The end of the financial year is the busiest as one needs to take care of various tasks including managing customer statements, reconciling bank accounts, filing taxes etc. Here are a few tips to prepare yourself for the end of the financial year which will help you sail smoothly through this process.

Take Care of Expenses


It is always advised to take care of your payments before the end of the financial year. Postponing on these payments will complicate your tax filing process and is not advisable. It is always better to deposit all the receipts generated by your company in the bank before the end of March which would help in filing your TDS returns.

Keep A Track of Your Turnover


If you have a business whose turnover is beyond INR 20 lakh, you will have to register your organization for the GST registration limit. It is prudent that you keep a track of how much your turnover is during the financial year. In case it does exceed the limit, it will be calculated for purposes such as applicability for registration and filing of specific returns, etc.

Always Calculate the Advance Tax Payable


In India, the income tax follows the ‘Pay as you earn’ principle. Under this principle, the advance tax for a financial year can be paid on the 15th day of June, September, December, and March during that financial year.
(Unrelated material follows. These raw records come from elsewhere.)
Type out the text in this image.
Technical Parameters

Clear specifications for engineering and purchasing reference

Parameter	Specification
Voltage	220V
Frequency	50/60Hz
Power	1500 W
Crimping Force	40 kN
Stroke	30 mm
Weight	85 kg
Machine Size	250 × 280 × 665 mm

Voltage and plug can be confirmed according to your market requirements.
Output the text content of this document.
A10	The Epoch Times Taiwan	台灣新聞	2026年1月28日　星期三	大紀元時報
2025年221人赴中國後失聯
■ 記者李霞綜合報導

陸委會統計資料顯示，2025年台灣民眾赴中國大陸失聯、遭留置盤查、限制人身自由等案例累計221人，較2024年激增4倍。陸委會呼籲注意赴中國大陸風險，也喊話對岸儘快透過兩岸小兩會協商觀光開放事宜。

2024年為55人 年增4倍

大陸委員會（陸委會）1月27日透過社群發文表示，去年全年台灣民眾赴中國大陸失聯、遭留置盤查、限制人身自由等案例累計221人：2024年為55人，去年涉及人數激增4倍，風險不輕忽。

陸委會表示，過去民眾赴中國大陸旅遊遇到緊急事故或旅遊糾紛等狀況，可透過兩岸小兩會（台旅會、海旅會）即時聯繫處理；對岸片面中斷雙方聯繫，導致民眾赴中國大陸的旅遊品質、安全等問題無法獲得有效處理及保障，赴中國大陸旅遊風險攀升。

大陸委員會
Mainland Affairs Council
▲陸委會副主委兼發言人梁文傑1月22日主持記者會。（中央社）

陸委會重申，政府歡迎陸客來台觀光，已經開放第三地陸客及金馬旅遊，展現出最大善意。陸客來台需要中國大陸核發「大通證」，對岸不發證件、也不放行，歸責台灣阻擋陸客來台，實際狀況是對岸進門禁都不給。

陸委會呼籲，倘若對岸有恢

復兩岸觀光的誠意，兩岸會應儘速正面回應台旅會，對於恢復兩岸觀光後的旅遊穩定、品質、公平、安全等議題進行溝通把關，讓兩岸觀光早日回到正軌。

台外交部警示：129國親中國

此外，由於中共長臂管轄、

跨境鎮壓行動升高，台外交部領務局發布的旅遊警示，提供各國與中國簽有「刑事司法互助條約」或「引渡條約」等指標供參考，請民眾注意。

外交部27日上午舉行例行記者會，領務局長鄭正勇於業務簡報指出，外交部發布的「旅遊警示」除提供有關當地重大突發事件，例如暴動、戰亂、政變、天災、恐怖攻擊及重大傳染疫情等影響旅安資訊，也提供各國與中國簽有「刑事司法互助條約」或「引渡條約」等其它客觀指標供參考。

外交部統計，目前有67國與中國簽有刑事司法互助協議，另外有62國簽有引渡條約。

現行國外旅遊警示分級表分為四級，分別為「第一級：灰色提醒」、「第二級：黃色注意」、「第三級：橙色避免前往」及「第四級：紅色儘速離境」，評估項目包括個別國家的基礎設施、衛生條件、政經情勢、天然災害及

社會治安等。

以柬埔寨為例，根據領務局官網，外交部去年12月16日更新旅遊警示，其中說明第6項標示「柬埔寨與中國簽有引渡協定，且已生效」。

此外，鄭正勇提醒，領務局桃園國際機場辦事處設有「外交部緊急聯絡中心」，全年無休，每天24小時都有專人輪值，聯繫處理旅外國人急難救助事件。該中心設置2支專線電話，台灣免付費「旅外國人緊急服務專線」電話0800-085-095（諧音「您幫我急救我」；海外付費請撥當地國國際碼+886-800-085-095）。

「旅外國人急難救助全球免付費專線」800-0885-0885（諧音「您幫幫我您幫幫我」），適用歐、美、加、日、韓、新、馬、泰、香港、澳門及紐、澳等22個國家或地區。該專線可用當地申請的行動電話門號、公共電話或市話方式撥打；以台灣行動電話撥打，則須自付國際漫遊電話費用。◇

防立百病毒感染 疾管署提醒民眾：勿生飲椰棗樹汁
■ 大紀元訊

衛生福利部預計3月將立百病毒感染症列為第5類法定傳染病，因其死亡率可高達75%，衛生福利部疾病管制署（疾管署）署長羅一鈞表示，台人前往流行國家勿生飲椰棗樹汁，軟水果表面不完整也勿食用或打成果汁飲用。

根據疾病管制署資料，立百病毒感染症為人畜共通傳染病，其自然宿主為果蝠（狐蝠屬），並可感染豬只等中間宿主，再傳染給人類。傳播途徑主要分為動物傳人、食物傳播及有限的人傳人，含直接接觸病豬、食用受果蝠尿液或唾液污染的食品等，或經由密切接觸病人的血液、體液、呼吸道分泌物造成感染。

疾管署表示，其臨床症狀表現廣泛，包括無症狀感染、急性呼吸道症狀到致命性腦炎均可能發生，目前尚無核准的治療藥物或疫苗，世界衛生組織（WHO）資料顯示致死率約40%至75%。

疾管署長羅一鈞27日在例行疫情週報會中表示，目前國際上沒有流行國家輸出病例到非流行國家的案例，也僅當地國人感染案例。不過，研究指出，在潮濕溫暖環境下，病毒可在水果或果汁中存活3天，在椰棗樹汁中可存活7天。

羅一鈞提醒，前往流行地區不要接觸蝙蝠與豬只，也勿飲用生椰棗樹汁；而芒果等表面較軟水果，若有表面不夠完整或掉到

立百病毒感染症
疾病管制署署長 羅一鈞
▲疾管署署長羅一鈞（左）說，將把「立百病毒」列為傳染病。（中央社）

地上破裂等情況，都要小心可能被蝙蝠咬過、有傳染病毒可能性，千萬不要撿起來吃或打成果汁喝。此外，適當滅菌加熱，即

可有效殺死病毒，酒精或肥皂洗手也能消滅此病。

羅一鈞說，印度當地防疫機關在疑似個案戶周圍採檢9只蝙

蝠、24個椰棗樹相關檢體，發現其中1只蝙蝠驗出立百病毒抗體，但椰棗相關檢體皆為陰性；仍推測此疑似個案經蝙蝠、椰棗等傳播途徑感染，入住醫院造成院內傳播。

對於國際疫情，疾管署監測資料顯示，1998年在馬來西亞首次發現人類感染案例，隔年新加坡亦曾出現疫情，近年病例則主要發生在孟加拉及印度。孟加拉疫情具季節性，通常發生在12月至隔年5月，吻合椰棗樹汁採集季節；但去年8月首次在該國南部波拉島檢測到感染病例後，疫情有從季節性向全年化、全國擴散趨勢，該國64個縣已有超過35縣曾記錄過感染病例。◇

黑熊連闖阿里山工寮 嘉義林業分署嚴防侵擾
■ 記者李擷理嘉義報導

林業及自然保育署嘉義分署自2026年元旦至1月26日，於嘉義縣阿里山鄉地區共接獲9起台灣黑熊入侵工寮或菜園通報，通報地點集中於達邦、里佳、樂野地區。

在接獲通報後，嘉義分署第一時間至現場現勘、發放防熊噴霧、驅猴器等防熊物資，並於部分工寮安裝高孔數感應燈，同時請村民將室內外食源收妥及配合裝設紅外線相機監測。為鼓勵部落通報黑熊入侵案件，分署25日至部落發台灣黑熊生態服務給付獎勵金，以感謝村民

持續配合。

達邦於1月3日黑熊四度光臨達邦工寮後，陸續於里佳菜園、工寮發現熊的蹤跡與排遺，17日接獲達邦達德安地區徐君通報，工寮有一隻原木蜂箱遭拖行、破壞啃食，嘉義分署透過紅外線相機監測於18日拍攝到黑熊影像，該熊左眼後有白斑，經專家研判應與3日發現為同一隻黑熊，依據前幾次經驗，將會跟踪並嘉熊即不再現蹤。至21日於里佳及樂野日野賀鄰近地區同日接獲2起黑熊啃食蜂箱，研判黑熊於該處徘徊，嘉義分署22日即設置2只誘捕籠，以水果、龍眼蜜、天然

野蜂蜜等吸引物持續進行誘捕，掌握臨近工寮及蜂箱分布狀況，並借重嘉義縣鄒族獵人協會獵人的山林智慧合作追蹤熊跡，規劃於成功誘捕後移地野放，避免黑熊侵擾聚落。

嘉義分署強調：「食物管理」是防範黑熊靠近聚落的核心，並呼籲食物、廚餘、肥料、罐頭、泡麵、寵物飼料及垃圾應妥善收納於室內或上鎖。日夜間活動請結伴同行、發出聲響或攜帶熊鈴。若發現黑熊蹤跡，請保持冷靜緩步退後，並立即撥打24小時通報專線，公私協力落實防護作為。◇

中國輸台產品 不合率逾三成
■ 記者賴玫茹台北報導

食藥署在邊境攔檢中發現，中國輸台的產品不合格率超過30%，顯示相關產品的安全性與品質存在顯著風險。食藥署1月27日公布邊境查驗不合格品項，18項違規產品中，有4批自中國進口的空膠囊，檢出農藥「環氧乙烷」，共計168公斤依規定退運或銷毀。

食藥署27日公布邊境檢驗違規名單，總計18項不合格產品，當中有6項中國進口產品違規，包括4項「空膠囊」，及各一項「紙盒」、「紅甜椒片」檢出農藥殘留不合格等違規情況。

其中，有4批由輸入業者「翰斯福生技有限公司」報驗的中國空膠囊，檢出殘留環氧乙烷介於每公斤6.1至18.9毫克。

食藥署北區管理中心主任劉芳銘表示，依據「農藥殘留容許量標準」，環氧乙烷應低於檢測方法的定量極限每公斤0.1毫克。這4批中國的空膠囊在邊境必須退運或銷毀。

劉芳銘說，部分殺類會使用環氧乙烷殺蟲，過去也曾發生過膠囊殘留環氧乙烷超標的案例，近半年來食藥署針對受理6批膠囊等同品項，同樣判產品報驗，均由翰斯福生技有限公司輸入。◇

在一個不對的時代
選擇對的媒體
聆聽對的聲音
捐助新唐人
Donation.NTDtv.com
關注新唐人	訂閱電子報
To avoid paying the interest, it is better to calculate your taxable income and tax liability and deduct TDS to get the accurate advance tax payable.

Assess Your Inventory


As a business, you will have various raw materials, goods, tools, and spare parts that are essential in the functioning of your organization. Before the end of the financial year, it would benefit you to take a proper assessment of the inventory. Materials used, finished products, things that are in progress and what is unused are some of the assessments that can be done. It would also be helpful to mention the market value of these things when assessing your inventory.

Reconcile Your Ledgers


When your business pays the GST amount, they are done through different channels – tax credit or challan payments. A record of these payments is in the form of cash ledgers, credit ledger and liability ledger. Before the end of the financial year, it would benefit your organization to reconcile these ledgers at the GSTN portal.

Know Your Gains & Losses

Gains & Losses

A business has assets in the form of shares and mutual funds. When a company has good gains during the financial year, those gains could get taxed. However, selling off these assets before the end of the financial year could help reduce tax. This is because by selling the assets, you are effectively reducing your capital gain as well.